I am running Kleopatra 3.0.1 on Windows 10. I am trying import a public PGP key and the import result dialog says:
Total number processed: 1
Imported: 0
I tried importing this key into GPA, but got the same result.
What could be the reason for this? How can I resolve this?
Just to start clean I uninstalled Gpg4Win from my computer and removed the %APPDATA%\GnuPG directory with all the keys.
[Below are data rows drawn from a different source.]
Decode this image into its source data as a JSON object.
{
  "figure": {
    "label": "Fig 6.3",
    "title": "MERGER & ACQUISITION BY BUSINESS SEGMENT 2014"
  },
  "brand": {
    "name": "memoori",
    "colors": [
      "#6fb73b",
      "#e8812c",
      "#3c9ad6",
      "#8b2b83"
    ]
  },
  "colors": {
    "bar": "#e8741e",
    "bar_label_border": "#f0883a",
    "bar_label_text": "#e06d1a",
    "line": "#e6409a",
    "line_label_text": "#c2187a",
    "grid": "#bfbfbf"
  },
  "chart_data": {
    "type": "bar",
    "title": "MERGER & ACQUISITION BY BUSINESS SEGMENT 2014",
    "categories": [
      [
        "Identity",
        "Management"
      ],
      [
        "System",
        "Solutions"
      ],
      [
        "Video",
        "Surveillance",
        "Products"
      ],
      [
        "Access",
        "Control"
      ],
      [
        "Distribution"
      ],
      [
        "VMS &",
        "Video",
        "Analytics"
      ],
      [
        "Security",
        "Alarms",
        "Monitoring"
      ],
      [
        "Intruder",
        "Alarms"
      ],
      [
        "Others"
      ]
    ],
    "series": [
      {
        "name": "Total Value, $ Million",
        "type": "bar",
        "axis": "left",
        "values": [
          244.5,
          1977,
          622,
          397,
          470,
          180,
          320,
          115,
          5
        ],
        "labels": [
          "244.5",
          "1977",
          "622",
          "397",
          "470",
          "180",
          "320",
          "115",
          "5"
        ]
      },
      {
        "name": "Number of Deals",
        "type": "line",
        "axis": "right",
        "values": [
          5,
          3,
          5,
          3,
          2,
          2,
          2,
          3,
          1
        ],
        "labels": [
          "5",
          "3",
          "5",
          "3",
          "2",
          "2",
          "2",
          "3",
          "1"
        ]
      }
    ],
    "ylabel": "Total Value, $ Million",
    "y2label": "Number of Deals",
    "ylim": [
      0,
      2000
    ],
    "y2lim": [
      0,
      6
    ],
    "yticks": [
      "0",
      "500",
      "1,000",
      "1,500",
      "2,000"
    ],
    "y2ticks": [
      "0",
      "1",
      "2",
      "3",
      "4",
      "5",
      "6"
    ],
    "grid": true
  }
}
Then I reinstalled Gpg4Win and tried to import the PGP cert in Kleopatra. There were no keys in Kleopatra and I had two options to create a new pair or import a key. Importing the Public PGP key gave me the same result - Imported 0.
Then I tried importing from the command line with --debug-all option. No key was imported and from the debug output it looks like no bytes were received in the buffer.
At this point I am not sure what I can do to resolve this.
I was beginning to doubt the public key file myself too although it is from a bank. So, to eliminate this possibility, I installed a trial version of the PGP Desktop and was able to import the key in it.
So the key itself must be OK. The type of the key is reported as RSA Legacy. I don’t know if this could be the stumbling block for Kleopatra.
Does this key happen to be one provided by JP Morgan Chase H2H? If so, I am experiencing the same problem importing the key into my gpg keychain. It will not import via Kleopatra or via command line.
Attempts to import via command line provide a bit more clarity in the output messages:
C:\Users\XXXXXXX\Documents\Sync\Work\Keys\PGP\JPMC\Originals>gpg --import jpmch2hpgpprod.asc
gpg: Total number processed: 1
gpg: skipped PGP-2 keys: 1
From what I can tell the problem is that the bank has chosen to use patented PGP-2.x algorithms in the creation of this key and our friends at gpg do not support patented encryption algorithms by design in keeping the spirit of free software.
The article details a way to make gpg support these algorithms, however, I am not sure that gpg4win supports these methods or if they are even valid on a Windows system. If anyone here knows how to help gpg4win support PGP 2.x algorithms that would be super.
I am happy you’re calling. I called too and was told that despite what Kleopatra says the key is fine. I don’t like it at all because it is our procedure to certify all 3rd party public keys by signing them with our own keys and because of this I cannot follow my own best practices.
Note that https://www.gnupg.org/gph/en/pgp2x.html is a historical
document from 1999 and outdated now. See the very bottom. As the patents have expired,
GnuPG comes with RSA and IDEA by default. (Check by running gpg --version on
the command line.)
So calling your bank is a good idea about the security properies of their pubkey…
I am guessing that if I use an older version of Gpg4Win, I might be able to import this key. correct? I just need to get a version before the PGP-2 support was dropped.
Thank you for the input, Bernhard. So far the bank does not seem interested in generating a new key and suggests the following command:
gpg --allow-non-selfsigned-uid --import
This does not work in the gpg4win implementation, however, it does work on a Linux implementation to which I have access. I have imported the key there, signed it with my keys and exported the public key again for import into my Windows keychain. I had hoped that by signing the key with my ultimately trusted key the gpg4win implementation would let it import, but still no bueno.
I’ve passed on to the bank the information provided by you detailing the security concerns surrounding the ancient PGP version they’ve chosen to use. I don’t expect them to change anything until this key expires in two years as they’ve already released it into the wild and I doubt they’ll want to be bothered with retracting it and trying to get all of their customers to grab another new key. We shall see.
If you have GnuPG 2.0 on your GNU/Linux system or an elder 2.1, it may have worked.
I don’t know if there is an easy creative way to re-export the key material with a newer format and use it. You’d probably would need further options like --allow-weak-digest-algos .
Your best options right now is to use GnuPG 1.4 on Windows on the command line.
MD5 really is broken, so you cannot trust signatures.